# Training ResNet-50 untuk Deteksi Penyakit Daun Jagung

Notebook ini berisi script lengkap untuk training model ResNet-50 dengan 3 kelas:
- **Hawar**: Daun jagung terkena penyakit hawar
- **Sehat**: Daun jagung dalam kondisi sehat
- **Karat**: Daun jagung terkena penyakit karat

**Target**: Training selama 50 epoch dengan evaluasi lengkap



## A. Import Libraries dan Setup


In [None]:
import torch
import torch.nn as nn
import torch.optim as optim
from torch.utils.data import DataLoader, Dataset
from torchvision import models, transforms
from torchvision.datasets import ImageFolder
from PIL import Image
import os
import numpy as np
import matplotlib.pyplot as plt
import seaborn as sns
from sklearn.metrics import confusion_matrix, classification_report
import shutil
from tqdm import tqdm
import warnings
warnings.filterwarnings('ignore')

# Set device
device = torch.device('cuda' if torch.cuda.is_available() else 'cpu')
print(f'Menggunakan device: {device}')

# Set random seed untuk reproducibility
torch.manual_seed(42)
np.random.seed(42)


## B. Persiapan Dataset

Struktur dataset yang diharapkan:
```
dataset/
    train/
        hawar/
        sehat/
        karat/
    val/
        hawar/
        sehat/
        karat/
```

Jika dataset masih dalam format folder tunggal, kita akan membuat script untuk memisahkannya.


In [None]:
# Path dataset
dataset_root = 'dataset'  # Path ke folder dataset utama (sekarang di notebook/dataset)
train_dir = 'dataset/train'
val_dir = 'dataset/val'

# Buat struktur folder jika belum ada
os.makedirs(train_dir, exist_ok=True)
os.makedirs(val_dir, exist_ok=True)

# Kelas yang akan digunakan
classes = ['hawar', 'sehat', 'karat']

# Buat folder untuk setiap kelas di train dan val
for split in ['train', 'val']:
    for cls in classes:
        os.makedirs(f'dataset/{split}/{cls}', exist_ok=True)

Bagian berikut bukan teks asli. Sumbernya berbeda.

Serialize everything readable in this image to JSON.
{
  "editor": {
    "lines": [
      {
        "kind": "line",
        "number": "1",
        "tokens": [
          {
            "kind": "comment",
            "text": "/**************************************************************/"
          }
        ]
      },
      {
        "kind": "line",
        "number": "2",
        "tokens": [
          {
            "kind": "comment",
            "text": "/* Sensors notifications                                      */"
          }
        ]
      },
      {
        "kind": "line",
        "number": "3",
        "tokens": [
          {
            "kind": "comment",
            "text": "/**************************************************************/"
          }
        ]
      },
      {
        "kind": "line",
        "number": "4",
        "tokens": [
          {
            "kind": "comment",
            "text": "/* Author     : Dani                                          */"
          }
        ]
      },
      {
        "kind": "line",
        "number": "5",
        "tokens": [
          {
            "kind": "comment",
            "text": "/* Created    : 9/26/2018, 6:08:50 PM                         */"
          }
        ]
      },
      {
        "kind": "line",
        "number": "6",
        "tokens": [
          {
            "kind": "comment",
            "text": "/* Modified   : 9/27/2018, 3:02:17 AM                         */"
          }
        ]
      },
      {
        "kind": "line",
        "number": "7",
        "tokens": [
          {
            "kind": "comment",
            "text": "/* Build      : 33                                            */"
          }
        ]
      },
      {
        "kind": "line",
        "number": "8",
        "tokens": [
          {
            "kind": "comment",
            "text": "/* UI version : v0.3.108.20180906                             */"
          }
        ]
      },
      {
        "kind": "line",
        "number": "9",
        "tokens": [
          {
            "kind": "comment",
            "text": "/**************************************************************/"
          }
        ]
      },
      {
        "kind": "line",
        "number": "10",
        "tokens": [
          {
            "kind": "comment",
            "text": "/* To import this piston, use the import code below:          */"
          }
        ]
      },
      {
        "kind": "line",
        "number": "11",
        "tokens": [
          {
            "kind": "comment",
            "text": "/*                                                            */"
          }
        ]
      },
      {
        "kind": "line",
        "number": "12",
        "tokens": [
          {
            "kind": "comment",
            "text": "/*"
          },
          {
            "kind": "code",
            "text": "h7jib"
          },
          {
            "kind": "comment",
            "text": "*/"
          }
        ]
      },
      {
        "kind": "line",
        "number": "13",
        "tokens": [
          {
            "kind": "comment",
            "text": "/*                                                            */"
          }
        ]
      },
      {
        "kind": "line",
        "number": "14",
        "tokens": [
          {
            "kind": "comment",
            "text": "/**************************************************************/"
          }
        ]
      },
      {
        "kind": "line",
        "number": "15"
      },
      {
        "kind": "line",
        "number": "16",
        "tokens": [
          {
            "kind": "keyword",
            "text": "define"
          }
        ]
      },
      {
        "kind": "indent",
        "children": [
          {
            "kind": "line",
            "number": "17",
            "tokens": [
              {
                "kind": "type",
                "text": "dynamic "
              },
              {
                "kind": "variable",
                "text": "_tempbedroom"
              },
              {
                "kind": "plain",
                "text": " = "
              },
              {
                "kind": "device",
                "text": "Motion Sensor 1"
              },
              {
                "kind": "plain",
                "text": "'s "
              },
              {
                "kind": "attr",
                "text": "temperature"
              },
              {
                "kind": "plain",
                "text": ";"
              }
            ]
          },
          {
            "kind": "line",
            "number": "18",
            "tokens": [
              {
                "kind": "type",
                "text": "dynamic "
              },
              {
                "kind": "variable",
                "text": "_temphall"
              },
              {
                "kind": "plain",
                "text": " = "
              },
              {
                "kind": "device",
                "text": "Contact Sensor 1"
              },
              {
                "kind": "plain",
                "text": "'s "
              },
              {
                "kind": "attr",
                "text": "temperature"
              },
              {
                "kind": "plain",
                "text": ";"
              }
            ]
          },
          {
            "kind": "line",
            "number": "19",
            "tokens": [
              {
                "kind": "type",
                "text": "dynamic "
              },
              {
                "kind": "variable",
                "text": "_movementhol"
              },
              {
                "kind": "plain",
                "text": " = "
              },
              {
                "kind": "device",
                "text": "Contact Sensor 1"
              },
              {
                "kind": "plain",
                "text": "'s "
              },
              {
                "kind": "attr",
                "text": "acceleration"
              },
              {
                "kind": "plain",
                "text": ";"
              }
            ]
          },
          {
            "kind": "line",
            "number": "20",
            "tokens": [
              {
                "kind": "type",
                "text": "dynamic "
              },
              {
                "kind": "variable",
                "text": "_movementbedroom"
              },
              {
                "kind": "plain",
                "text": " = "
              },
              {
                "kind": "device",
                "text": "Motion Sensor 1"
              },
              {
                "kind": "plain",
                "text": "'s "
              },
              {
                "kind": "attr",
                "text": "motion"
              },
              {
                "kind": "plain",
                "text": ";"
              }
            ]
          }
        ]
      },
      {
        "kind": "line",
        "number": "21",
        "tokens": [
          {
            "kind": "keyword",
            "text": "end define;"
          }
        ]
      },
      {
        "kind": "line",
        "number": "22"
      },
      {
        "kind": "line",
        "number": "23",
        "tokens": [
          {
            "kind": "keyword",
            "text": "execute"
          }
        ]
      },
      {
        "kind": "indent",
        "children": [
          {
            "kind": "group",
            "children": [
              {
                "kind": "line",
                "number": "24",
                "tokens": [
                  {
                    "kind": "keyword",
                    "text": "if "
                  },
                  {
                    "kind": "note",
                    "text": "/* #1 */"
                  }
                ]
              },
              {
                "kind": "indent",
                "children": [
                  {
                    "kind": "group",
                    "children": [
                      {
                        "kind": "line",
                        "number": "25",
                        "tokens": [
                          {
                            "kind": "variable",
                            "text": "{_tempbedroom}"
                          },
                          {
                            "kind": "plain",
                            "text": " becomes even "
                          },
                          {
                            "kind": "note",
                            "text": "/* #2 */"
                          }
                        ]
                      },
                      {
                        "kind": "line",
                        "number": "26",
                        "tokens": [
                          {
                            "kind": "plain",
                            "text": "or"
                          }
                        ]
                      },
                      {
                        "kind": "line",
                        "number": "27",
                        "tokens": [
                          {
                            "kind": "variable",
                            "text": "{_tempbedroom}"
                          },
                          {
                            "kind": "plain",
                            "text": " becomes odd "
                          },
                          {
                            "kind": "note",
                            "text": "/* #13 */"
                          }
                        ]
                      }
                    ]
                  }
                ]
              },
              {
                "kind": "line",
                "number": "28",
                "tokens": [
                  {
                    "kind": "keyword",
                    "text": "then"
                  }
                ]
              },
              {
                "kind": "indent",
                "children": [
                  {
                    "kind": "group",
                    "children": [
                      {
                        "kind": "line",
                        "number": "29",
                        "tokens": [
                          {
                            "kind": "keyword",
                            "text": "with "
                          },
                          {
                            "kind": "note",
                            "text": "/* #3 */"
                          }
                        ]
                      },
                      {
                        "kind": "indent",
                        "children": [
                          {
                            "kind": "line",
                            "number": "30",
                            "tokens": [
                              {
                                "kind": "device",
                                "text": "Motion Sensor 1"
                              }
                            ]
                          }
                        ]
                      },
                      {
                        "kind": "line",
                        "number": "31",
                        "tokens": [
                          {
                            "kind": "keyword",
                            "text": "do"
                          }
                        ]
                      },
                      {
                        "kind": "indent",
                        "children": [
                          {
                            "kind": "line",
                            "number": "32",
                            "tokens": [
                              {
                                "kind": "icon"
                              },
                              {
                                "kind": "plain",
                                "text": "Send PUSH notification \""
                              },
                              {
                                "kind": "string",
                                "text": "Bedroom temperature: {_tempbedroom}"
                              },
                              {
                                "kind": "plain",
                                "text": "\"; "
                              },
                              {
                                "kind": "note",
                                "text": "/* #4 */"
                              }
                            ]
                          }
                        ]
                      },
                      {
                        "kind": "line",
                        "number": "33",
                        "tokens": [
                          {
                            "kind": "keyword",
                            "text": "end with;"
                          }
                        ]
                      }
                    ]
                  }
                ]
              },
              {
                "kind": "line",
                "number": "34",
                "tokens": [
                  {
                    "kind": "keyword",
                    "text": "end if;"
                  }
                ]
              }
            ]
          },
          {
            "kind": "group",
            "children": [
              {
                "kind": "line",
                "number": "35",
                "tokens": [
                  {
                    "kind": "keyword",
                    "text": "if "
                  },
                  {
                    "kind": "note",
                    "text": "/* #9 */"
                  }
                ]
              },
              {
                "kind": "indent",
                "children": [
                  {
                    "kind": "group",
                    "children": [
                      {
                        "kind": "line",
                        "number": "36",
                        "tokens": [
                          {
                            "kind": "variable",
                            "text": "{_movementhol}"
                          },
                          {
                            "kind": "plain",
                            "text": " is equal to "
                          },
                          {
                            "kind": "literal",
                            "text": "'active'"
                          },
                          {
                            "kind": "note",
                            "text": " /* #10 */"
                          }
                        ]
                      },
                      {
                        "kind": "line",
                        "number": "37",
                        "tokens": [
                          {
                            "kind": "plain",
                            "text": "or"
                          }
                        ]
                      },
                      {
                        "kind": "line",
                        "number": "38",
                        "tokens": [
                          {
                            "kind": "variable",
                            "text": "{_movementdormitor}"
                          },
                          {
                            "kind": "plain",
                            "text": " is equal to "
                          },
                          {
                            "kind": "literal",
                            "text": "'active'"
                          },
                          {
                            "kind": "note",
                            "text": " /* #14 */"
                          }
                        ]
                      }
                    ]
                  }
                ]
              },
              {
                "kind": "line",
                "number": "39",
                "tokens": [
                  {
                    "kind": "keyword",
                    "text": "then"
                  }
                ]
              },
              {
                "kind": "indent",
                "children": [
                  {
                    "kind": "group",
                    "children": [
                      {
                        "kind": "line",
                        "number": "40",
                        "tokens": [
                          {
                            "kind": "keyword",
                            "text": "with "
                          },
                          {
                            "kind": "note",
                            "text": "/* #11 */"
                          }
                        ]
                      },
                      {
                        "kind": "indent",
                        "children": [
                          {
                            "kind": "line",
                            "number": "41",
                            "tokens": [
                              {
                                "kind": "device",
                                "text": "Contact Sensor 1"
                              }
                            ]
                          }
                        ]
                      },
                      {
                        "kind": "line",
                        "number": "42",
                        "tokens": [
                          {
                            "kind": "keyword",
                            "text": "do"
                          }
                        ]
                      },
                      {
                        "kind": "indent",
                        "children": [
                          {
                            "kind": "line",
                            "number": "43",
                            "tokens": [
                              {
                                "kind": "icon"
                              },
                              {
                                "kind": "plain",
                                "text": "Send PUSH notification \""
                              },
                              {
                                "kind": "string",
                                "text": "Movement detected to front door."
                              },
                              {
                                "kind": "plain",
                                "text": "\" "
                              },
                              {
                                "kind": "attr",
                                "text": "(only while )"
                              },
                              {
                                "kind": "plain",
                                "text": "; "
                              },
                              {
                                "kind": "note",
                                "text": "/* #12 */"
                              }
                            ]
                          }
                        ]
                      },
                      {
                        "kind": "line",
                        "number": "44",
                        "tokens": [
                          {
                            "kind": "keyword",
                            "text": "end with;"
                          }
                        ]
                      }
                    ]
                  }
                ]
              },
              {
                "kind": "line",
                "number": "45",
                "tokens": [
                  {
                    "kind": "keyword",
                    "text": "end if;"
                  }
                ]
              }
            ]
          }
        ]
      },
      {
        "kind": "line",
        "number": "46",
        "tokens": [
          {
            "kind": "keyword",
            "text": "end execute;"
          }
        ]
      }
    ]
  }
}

print("Struktur folder dataset sudah dibuat!")


In [None]:
# Fungsi untuk memisahkan dataset menjadi train dan validation
def split_dataset(source_dir, train_dir, val_dir, split_ratio=0.8):
    """
    Memisahkan dataset dari folder sumber ke train dan validation
    source_dir: folder utama yang berisi subfolder Hawar, Sehat, Karat
    """
    # Mapping nama folder
    class_mapping = {
        'Hawar': 'hawar',
        'Sehat': 'sehat',
        'Karat': 'karat'
    }
    
    for class_folder in os.listdir(source_dir):
        if class_folder in class_mapping:
            source_path = os.path.join(source_dir, class_folder)
            if os.path.isdir(source_path):
                # Ambil semua file gambar
                images = [f for f in os.listdir(source_path) 
                         if f.lower().endswith(('.jpg', '.jpeg', '.png'))]
                
                # Shuffle
                np.random.shuffle(images)
                
                # Split
                split_idx = int(len(images) * split_ratio)
                train_images = images[:split_idx]
                val_images = images[split_idx:]
                
                # Copy ke folder train
                target_class = class_mapping[class_folder]
                for img in train_images:
                    src = os.path.join(source_path, img)
                    dst = os.path.join(train_dir, target_class, img)
                    shutil.copy2(src, dst)
                
                # Copy ke folder val
                for img in val_images:
                    src = os.path.join(source_path, img)
                    dst = os.path.join(val_dir, target_class, img)
                    shutil.copy2(src, dst)
                
                print(f'{class_folder}: {len(train_images)} train, {len(val_images)} val')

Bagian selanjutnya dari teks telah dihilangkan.